Carnegie Mellon Using Print on Demand? Heaven Forfend: The Traditionalists Will Have a Panic Attack

Via the Stoa Consortium.

ETC Press has just launched as an “academic, open source, multimedia, publishing imprint.” The project is affiliated with the Entertainment Technology Center at Carnegie Mellon University and is in partnership with Lulu.com.  When authors submit their work to ETC they retain ownership of it but they also must submit it under either an Attribution-NoDerivativeWorks-NonCommercial or an Attribution-NonCommercial-ShareAlike license. genres. This is interesting; we’ve been thinking and talking about the use of print-on-demand publishers like Lulu.com as a printer/distributor for a small academic press that needs its publishing venture to be relatively risk-free.

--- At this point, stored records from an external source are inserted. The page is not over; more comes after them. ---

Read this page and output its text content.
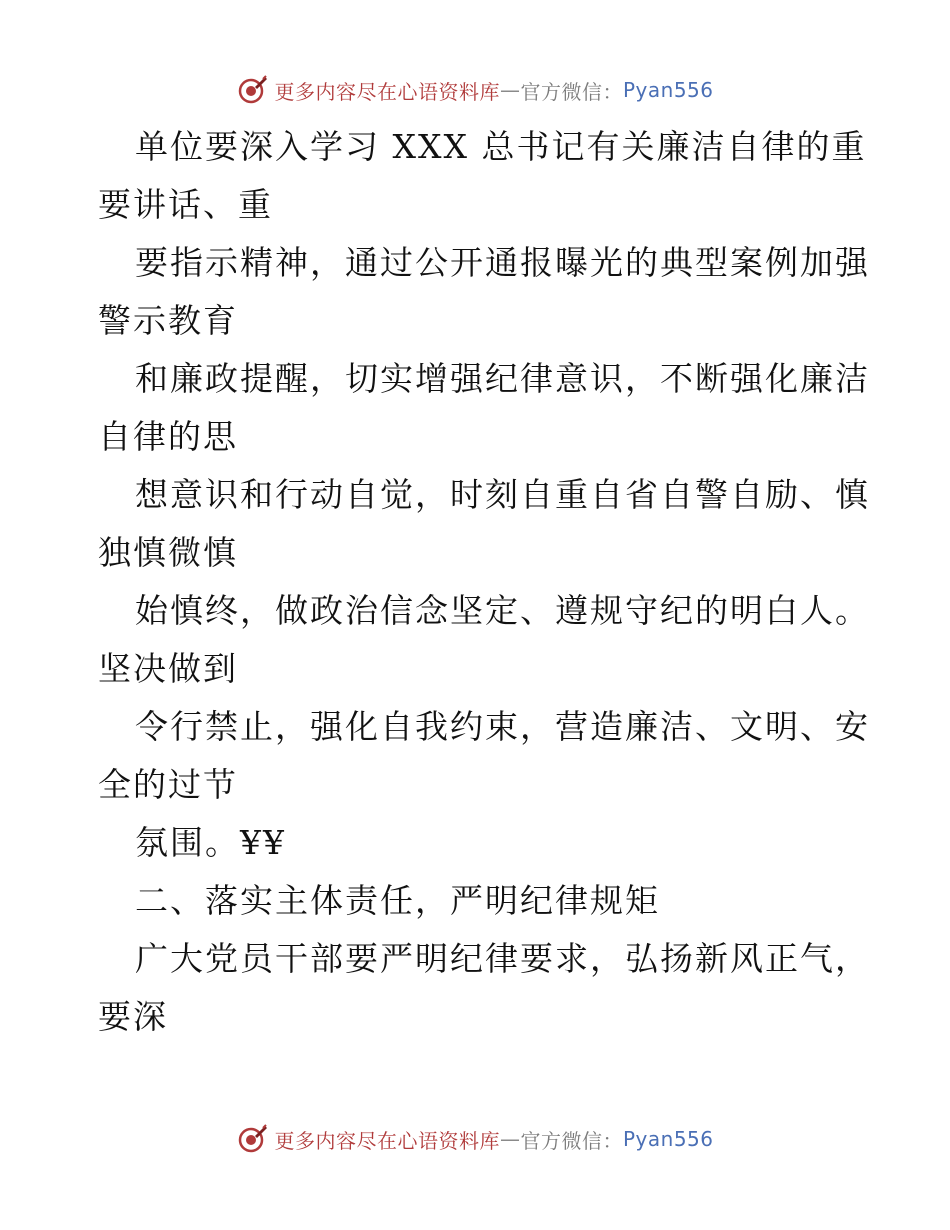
更多内容尽在心语资料库 — 官方微信： Pyan556
单位要深入学习 XXX 总书记有关廉洁自律的重
要讲话、重
要指示精神，通过公开通报曝光的典型案例加强
警示教育
和廉政提醒，切实增强纪律意识，不断强化廉洁
自律的思
想意识和行动自觉，时刻自重自省自警自励、慎
独慎微慎
始慎终，做政治信念坚定、遵规守纪的明白人。
坚决做到
令行禁止，强化自我约束，营造廉洁、文明、安
全的过节
氛围。¥¥
二、落实主体责任，严明纪律规矩
广大党员干部要严明纪律要求，弘扬新风正气，
要深
更多内容尽在心语资料库 — 官方微信： Pyan556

The Stoa ends with this note:

Often books that are distributed by sites such as Lulu are assumed to be vanity publications, non-refereed and therefore of a low academic standard, not accepted for review by learnèd journals, regarded with suspicion when seen on resumés by hiring committees, etc. Will this change as respectable publications start to use this service? Is it changing already? Does the assignment of an ISBN make a difference?

My answer- well, it just takes some people longer to realize trends.  You know how it is, some people are slow and behind the curve.

Tim Bulkeley and I among others have been urging biblical scholars to take this approach for years now. Perhaps they will one day. Well behind the curve. Tim, isn’t it good to be at the head of the line for a change?

I can see the heads of various nay-saying bloggers splitting open right about now. I think I’ll sit back and enjoy it (with something of a regrettably mocking smirk on my face and a shadow of disdain for their earlier contempt expressed at the notion of the concept). Or, in other words, ‘I told ya so!’


Responses

  1. I must be “slow and behind the curve”. “Attribution-NoDerivativeWorks-NonCommercial or an Attribution-NonCommercial-ShareAlike license. genres” just leaves me baffled.

  2. Thanks for pointing this out, Jim. SBL has become pretty good at experimenting with some of this, and so (at last) the glacial speed with which academic biblical studies is adopting such new opportunities in publishing may be speeding up!

    MikaelBjarturMoolsenTheBaptist it is quite simple:

    Attribution means a user must acknowledge the originator of the work.

    NoDerivativeWorks means you cannot take bits from the work and use them to make new works (this is sometimes desirable, though often allowing others to use more freely can be really useful).

    ShareAlike means users cannot put greater restrictions on a work (or its derivatives) than the originator did.